Uma taxa de câmbio competitiva é aquela que estimula a industrialização mais sofisticada, que possui densidade tecnológica. Sendo assim, uma política industrial de desenvolvimento e absorção de tecnologia deve complementar uma política de administração de uma taxa de câmbio competitiva. Isto se faz necessário porque o preço cambial é apenas uma das variáveis que pode estimular a industrialização sofisticada; outras variáveis como, por exemplo, custos locacionais devem ser também observadas e, então, necessitam de políticas correspondentes para enfrentá-las.
A estratégia de sofisticação da indústria que seja capaz de tornar empresas competitivas no mercado internacional é necessária porque torna a sociedade proprietária de vasto conhecimento, o que lhe oferece flexibilidade para refazer planos de desenvolvimento. Países que produzem apenas itens básicos ou semibásicos (que não possuem tecnologia) estão fadados a participar de uma única via de inserção internacional que os condena ao atraso.

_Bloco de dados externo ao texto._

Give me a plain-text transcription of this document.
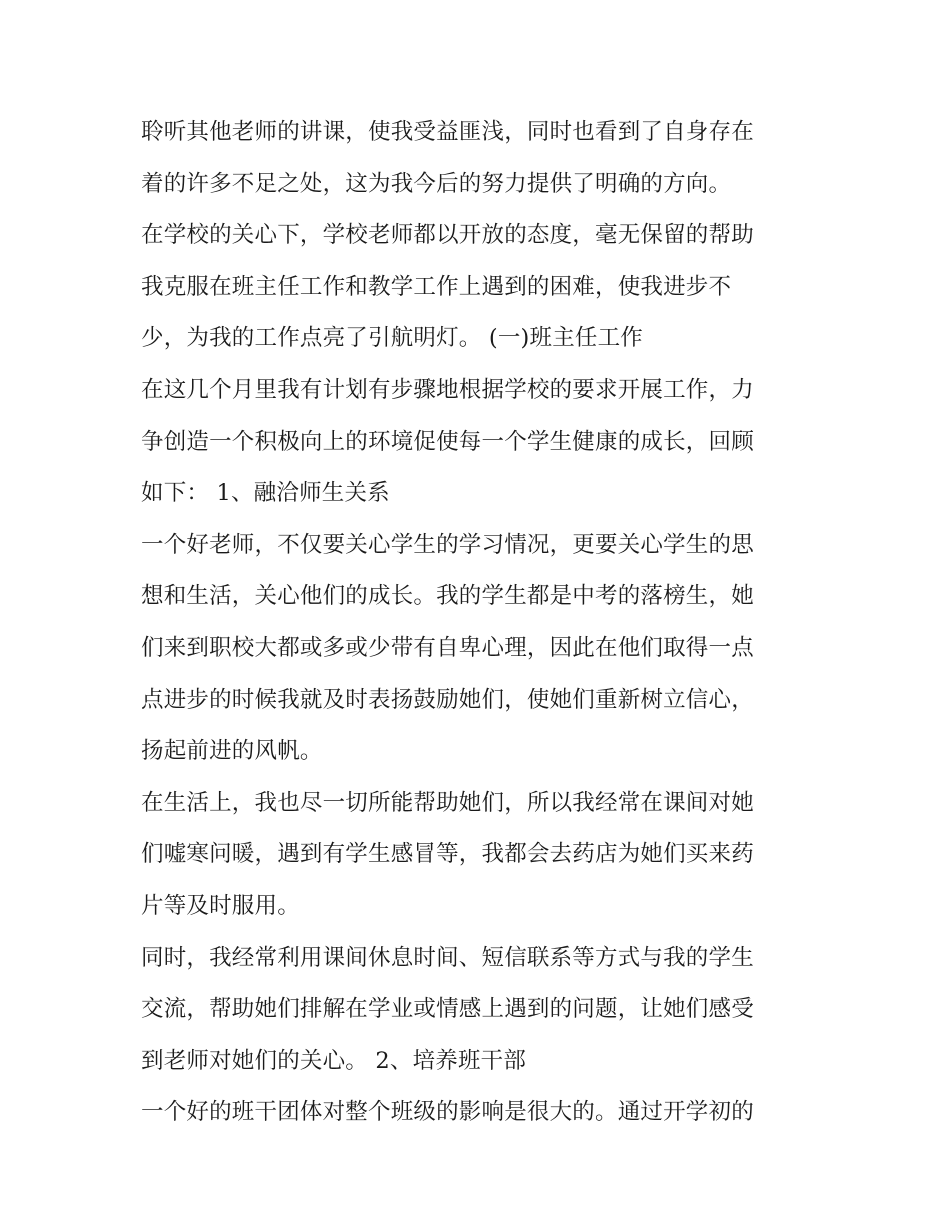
聆听其他老师的讲课，使我受益匪浅，同时也看到了自身存在
着的许多不足之处，这为我今后的努力提供了明确的方向。
在学校的关心下，学校老师都以开放的态度，毫无保留的帮助
我克服在班主任工作和教学工作上遇到的困难，使我进步不
少，为我的工作点亮了引航明灯。 (一)班主任工作
在这几个月里我有计划有步骤地根据学校的要求开展工作，力
争创造一个积极向上的环境促使每一个学生健康的成长，回顾
如下： 1、融洽师生关系
一个好老师，不仅要关心学生的学习情况，更要关心学生的思
想和生活，关心他们的成长。我的学生都是中考的落榜生，她
们来到职校大都或多或少带有自卑心理，因此在他们取得一点
点进步的时候我就及时表扬鼓励她们，使她们重新树立信心，
扬起前进的风帆。
在生活上，我也尽一切所能帮助她们，所以我经常在课间对她
们嘘寒问暖，遇到有学生感冒等，我都会去药店为她们买来药
片等及时服用。
同时，我经常利用课间休息时间、短信联系等方式与我的学生
交流，帮助她们排解在学业或情感上遇到的问题，让她们感受
到老师对她们的关心。 2、培养班干部
一个好的班干团体对整个班级的影响是很大的。通过开学初的
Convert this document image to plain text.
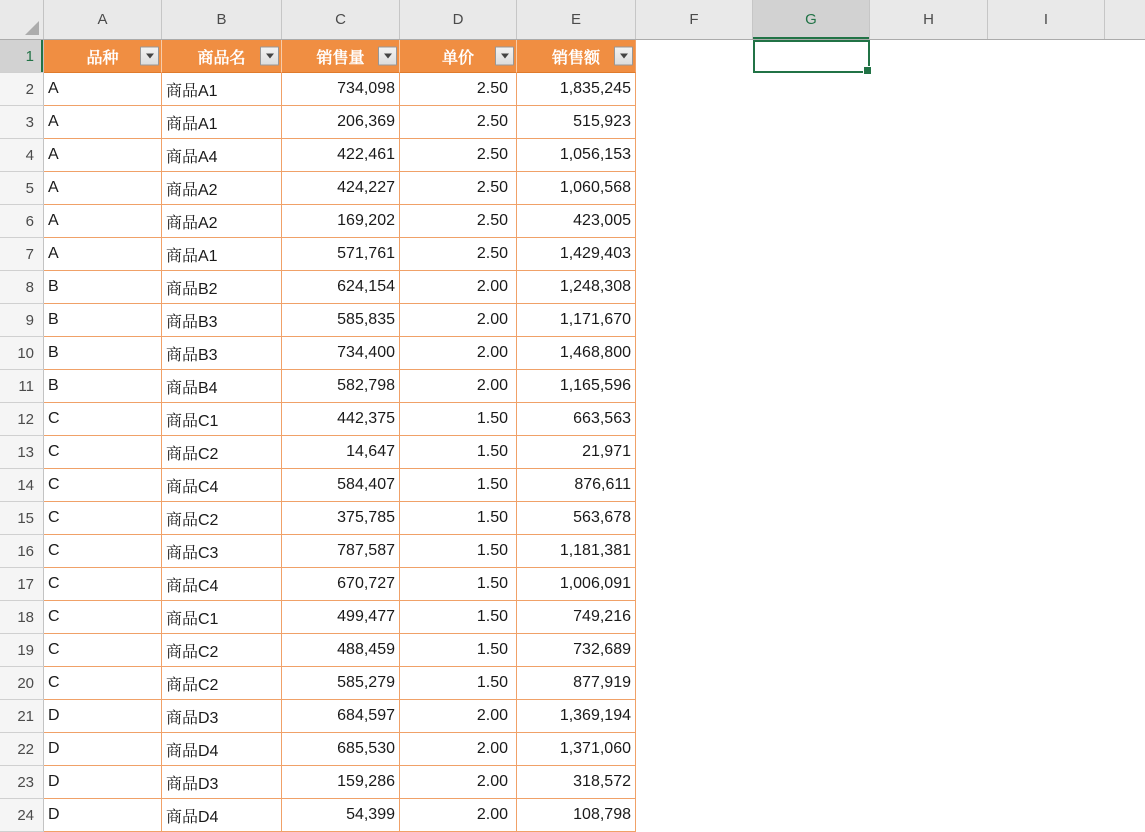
A	B	C	D	E	F	G	H	I
1
2
3
4
5
6
7
8
9
10
11
12
13
14
15
16
17
18
19
20
21
22
23
24
品种	商品名	销售量	单价	销售额
A	商品A1	734,098	2.50	1,835,245
A	商品A1	206,369	2.50	515,923
A	商品A4	422,461	2.50	1,056,153
A	商品A2	424,227	2.50	1,060,568
A	商品A2	169,202	2.50	423,005
A	商品A1	571,761	2.50	1,429,403
B	商品B2	624,154	2.00	1,248,308
B	商品B3	585,835	2.00	1,171,670
B	商品B3	734,400	2.00	1,468,800
B	商品B4	582,798	2.00	1,165,596
C	商品C1	442,375	1.50	663,563
C	商品C2	14,647	1.50	21,971
C	商品C4	584,407	1.50	876,611
C	商品C2	375,785	1.50	563,678
C	商品C3	787,587	1.50	1,181,381
C	商品C4	670,727	1.50	1,006,091
C	商品C1	499,477	1.50	749,216
C	商品C2	488,459	1.50	732,689
C	商品C2	585,279	1.50	877,919
D	商品D3	684,597	2.00	1,369,194
D	商品D4	685,530	2.00	1,371,060
D	商品D3	159,286	2.00	318,572
D	商品D4	54,399	2.00	108,798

Tal inserção é aquela em que, por exemplo, exportam grãos verdes de café para países que não plantam sequer um pé de café, mas se tornaram os maiores exportadores de valores do produto após selecioná-lo, processá-lo, embalá-lo… enfim, agregam valor com uso de tecnologia. Países detentores de conhecimento possuem estratégias flexíveis de desenvolvimento.
Em outras palavras, países desenvolvidos estão sempre se desenvolvendo porque descobrem novas oportunidades e têm conhecimento para aproveitá-las. Países atrasados, quando descobrem novas oportunidades, são obrigados a "arrendá-las" aos desenvolvidos, aumentando ainda mais a distância que os separa em termos de desenvolvimento e qualidade de vida.
A industrialização sofisticada competitiva no mercado internacional e abastecedora do mercado interno cria um ambiente para uma oferta mais igualitária de oportunidades e para uma distribuição menos injusta da renda e da riqueza. A industrialização deve ser formalizada, isto é, deve ser contabilizada do ponto de vista ambiental, social e econômico pelo Estado, gerando mais arrecadação de impostos visando à universalização de oportunidades, mais garantias e direitos trabalhistas, salários maiores compatíveis com a produtividade mais elevada e relações sócio-ambientais sustentáveis.
Mas como deve ser feita a administração de uma taxa de câmbio competitiva, industrializante? Um regime cambial deve ser estabelecido, isto é, regras, políticas, metas, objetivos e instrumentos devem ser organizados para esse fim. Mas, em primeiro lugar, as taxas que remuneram ativos financeiros domésticos devem ser suficientemente baixas para que a avalanche de recursos financeiros internacionais não invada a economia brasileira, promovendo uma pressão cambial valorizativa.
Além disso, o Banco Central deve formar reservas para enxugar o mercado de divisas e para que tenha moeda estrangeira em volume suficiente, para evitar desvalorizações abruptas em momentos de elevação do risco. Demandas internas por moeda estrangeira devem ser criadas: uma sugestão são estímulos fiscais à compra de máquinas e equipamentos importados. Políticas de regulação do movimento financeiro internacional devem ser estabelecidas para residentes e não-residentes. Assim como devem ser criados impostos sobre a exportação de itens básicos.
Esse é um dos caminhos factíveis rumo à superação de barreiras conjunturais e estruturais que valorizam a taxa de câmbio e condenam a economia ao crescimento moderado e ao atraso. Um regime cambial administrado, estável e competitivo, ao lado de um orçamento equilibrado, com pleno emprego e de juros muito baixos, formam o tripé de um genuíno modelo keynesiano-desenvolvimentista.
*João Sicsú é diretor de Estudos e Políticas Macroeconômicas do IPEA e professor do Instituto de Economia da UFRJ. Autor do livro Emprego, Juros e Câmbio (Campus-Elsevier).